• 255
    maçın istatistikleri

    galatasaray'ımızın ilk 11'ine bakarsak yaş ortalaması 27,3 olarak hesaplanmıştır.

    kartlar

    - dany nounkeu 41. dakikada faulden sarı kart görmüştür ve bu sezon toplam sarı kart sayısını 3'e çıkarmıştır. ikinci yarı ilk sarı kartını görmüştür.
    - semih kaya 45. dakikada faulden sarı kart görmüştür ve bu sezon toplam sarı kart sayısını 3'e çıkarmıştır. ikinci yarı 2 sarı kartı bulunuyor.
    - fernando muslera 89. dakikada itiraz sebebiyle sarı kart görmüştür ve bu sezon ilk sarı kartını görmüştür.
    - hamit altıntop 90+4'te oyunu geciktirme nedeniyle sarı kart görmüştür ve bu sezon toplam sarı kart sayısını 5'e çıkarmıştır.

    oyuncu değişiklikleri

    63. dakika umut bulut yerini didier drogba'ya bıraktı.
    63. dakika yekta kurtuluş yerini nordin amrabat'a bıraktı.
    79. dakika wesley sneijder yerini emmanuel eboue'e bıraktı.

    genel istatistikler

    galatasaray toplam 20 şut denemesinde bulundu. şutların 10'u isabetli, 10'u isabetsiz olarak belirlendi. 7 korner kazanan galatasaray 14 serbest vuruşu yaptı. ayrıca toplam 17 faul yapılmıştır. galatasaray'ımız 2 kez ofsayta yakalanmıştır.

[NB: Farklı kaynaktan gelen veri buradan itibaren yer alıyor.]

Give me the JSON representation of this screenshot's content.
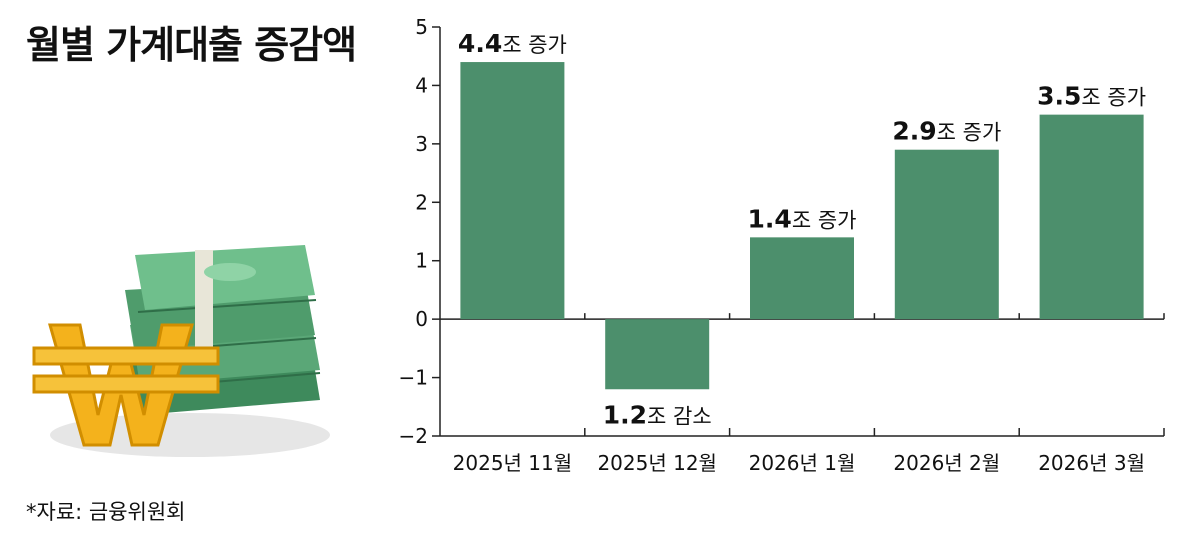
{
  "title": "월별 가계대출 증감액",
  "source": "*자료: 금융위원회",
  "colors": {
    "bar": "#4c8f6c",
    "money_green": "#5aa777",
    "won_gold": "#f4b21c"
  },
  "illustration": {
    "icons": [
      "money-stack-icon",
      "won-sign-icon"
    ]
  },
  "chart_data": {
    "type": "bar",
    "categories": [
      "2025년 11월",
      "2025년 12월",
      "2026년 1월",
      "2026년 2월",
      "2026년 3월"
    ],
    "values": [
      4.4,
      -1.2,
      1.4,
      2.9,
      3.5
    ],
    "ylim": [
      -2,
      5
    ],
    "yticks": [
      "−2",
      "−1",
      "0",
      "1",
      "2",
      "3",
      "4",
      "5"
    ],
    "grid": false,
    "legend": "none",
    "data_labels": [
      {
        "value": "4.4",
        "text": "조 증가"
      },
      {
        "value": "1.2",
        "text": "조 감소"
      },
      {
        "value": "1.4",
        "text": "조 증가"
      },
      {
        "value": "2.9",
        "text": "조 증가"
      },
      {
        "value": "3.5",
        "text": "조 증가"
      }
    ]
  }
}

    galatasaray defansı akhisar'a 6 şut denemesinde bulunmalarına izin vermiştir. bu şutların 3'ü isabetli, 3'ü isabetsiz olarak kayda geçmiştir.

    90 dakika sonrasında toplam topla oynama oranı: akhisar belediyespor %41, galatasaray %59

    maçtan notlar

    - didier drogba galatasaray kariyerinin ilk golünü atmıştır.
    - didier drogba galatasaray kariyerinin ilk asistini yapmıştır.
    - burak yılmaz gol sayısını 12'ye yükselterek umut bulut ile aynı gol sayısında buluşmuşlardır.
    - 30-45 dakika arası 4, 45-60 dakika arası 1, 75-90 dakika arası 4 sarı kart olmak üzere toplam 9 sarı kart gösterilmiştir.
  • 256
    ligde bir an önce puan farkını açmamız açısından çok önem teşkil eden bir 3 puan kazandık. bu açıdan çok sevinçliyim.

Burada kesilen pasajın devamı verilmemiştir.